Source URL: https://simonwillison.net/2025/Aug/1/faster-inference/
Source: Simon Willison’s Weblog
Title: Faster inference
Feedly Summary: Two interesting examples of inference speed as a flagship feature of LLM services today.
First, Cerebras announced two new monthly plans for their extremely high speed hosted model service: Cerebras Code Pro ($50/month, 1,000 messages a day) and Cerebras Code Max ($200/month, 5,000/day). The model they are selling here is Qwen’s Qwen3-Coder-480B-A35B-Instruct, likely the best available open weights coding model right now and one that was released just ten days ago. Ten days from model release to third-party subscription service feels like some kind of record.
Cerebras claim they can serve the model at an astonishing 2,000 tokens per second – four times the speed of Claude Sonnet 4 in their demo video.
Also today, Moonshot announced a new hosted version of their trillion parameter Kimi K2 model called kimi-k2-turbo-preview:
🆕 Say hello to kimi-k2-turbo-preview
Same model. Same context. NOW 4× FASTER.
⚡️ From 10 tok/s to 40 tok/s.
💰 Limited-Time Launch Price (50% off until Sept 1)
$0.30 / million input tokens (cache hit)
$1.20 / million input tokens (cache miss)
$5.00 / million output tokens
👉 Explore more: platform.moonshot.ai
This is twice the price of their regular model for 4x the speed (increasing to 4x the price in September). No details yet on how they achieved the speed-up.
I am interested to see how much market demand there is for faster performance like this. I’ve experimented with Cerebras in the past and found that the speed really does make iterating on code with live previews feel a whole lot more interactive.
Tags: generative-ai, cerebras, llm-pricing, ai, ai-in-china, llms, qwen
AI Summary and Description: Yes
Summary: The text discusses the recent advancements in the inference speed of large language model (LLM) services offered by Cerebras and Moonshot.

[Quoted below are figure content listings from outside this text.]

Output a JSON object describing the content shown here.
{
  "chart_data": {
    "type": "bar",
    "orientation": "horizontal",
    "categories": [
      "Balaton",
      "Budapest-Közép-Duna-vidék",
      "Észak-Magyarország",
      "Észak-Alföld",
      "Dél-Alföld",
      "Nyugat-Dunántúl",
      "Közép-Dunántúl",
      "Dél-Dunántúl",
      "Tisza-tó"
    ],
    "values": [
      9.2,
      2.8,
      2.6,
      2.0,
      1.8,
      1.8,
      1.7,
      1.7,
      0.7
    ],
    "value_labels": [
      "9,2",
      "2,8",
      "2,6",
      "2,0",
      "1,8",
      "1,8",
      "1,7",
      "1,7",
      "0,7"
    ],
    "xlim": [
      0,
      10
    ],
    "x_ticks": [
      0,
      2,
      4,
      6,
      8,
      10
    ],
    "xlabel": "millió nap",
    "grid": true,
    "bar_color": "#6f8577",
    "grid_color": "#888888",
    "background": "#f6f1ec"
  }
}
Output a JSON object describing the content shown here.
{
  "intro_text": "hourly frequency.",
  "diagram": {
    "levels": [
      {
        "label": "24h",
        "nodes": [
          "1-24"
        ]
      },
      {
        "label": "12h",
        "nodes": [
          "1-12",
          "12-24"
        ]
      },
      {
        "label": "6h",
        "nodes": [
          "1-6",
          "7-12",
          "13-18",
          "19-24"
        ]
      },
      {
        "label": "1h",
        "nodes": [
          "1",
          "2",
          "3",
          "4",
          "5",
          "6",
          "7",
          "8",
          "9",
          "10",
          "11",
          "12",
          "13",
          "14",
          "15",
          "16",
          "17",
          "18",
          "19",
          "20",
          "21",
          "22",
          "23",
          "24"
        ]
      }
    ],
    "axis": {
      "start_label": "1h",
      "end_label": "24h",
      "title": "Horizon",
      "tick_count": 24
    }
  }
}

It highlights their competitive pricing and exceptional performance, which demonstrates a significant shift in the availability and efficiency of AI-driven coding models.
Detailed Description:
The provided text delves into two noteworthy announcements from LLM service providers, focusing on their advancements in inference speed—a critical aspect for developers working with AI and coding applications.
– **Cerebras’ Monthly Plans**:
– Launches two subscription plans: Cerebras Code Pro ($50/month, 1,000 messages/day) and Cerebras Code Max ($200/month, 5,000 messages/day).
– Specifically utilizes Qwen’s Qwen3-Coder-480B-A35B-Instruct model, recognized as one of the most advanced open-weight coding models available, released just ten days prior.
– Claims an impressive serving speed of 2,000 tokens per second, which is four times faster than its competitor’s, Claude Sonnet 4.
– **Moonshot’s New Offering**:
– Introduces the kimi-k2-turbo-preview, a faster version of their existing trillion-parameter Kimi K2 model.
– This model offers performance enhancement from 10 tokens/second to 40 tokens/second.
– The temporary pricing set at $0.30/million input tokens (cache hit), $1.20/million input tokens (cache miss), and $5.00/million output tokens represents a 50% discount until September 1 but will double after the promotional period.
– **Market Implications**:
– The text suggests an ongoing trend towards faster performance in the LLM landscape, which could influence market demand significantly.
– The author expresses personal interest in evaluating the market’s response to these new performance metrics.
– Previous experiences indicated that increased speed not only enhances interaction but also streamlines the process of coding with live previews.
Overall, these developments signify crucial shifts in the AI landscape, particularly in the realms of generative AI security and LLM utilization. Faster models may enhance performance for AI applications, but they must also be accompanied by robust security measures to protect sensitive data and maintain compliance within the evolving regulatory framework.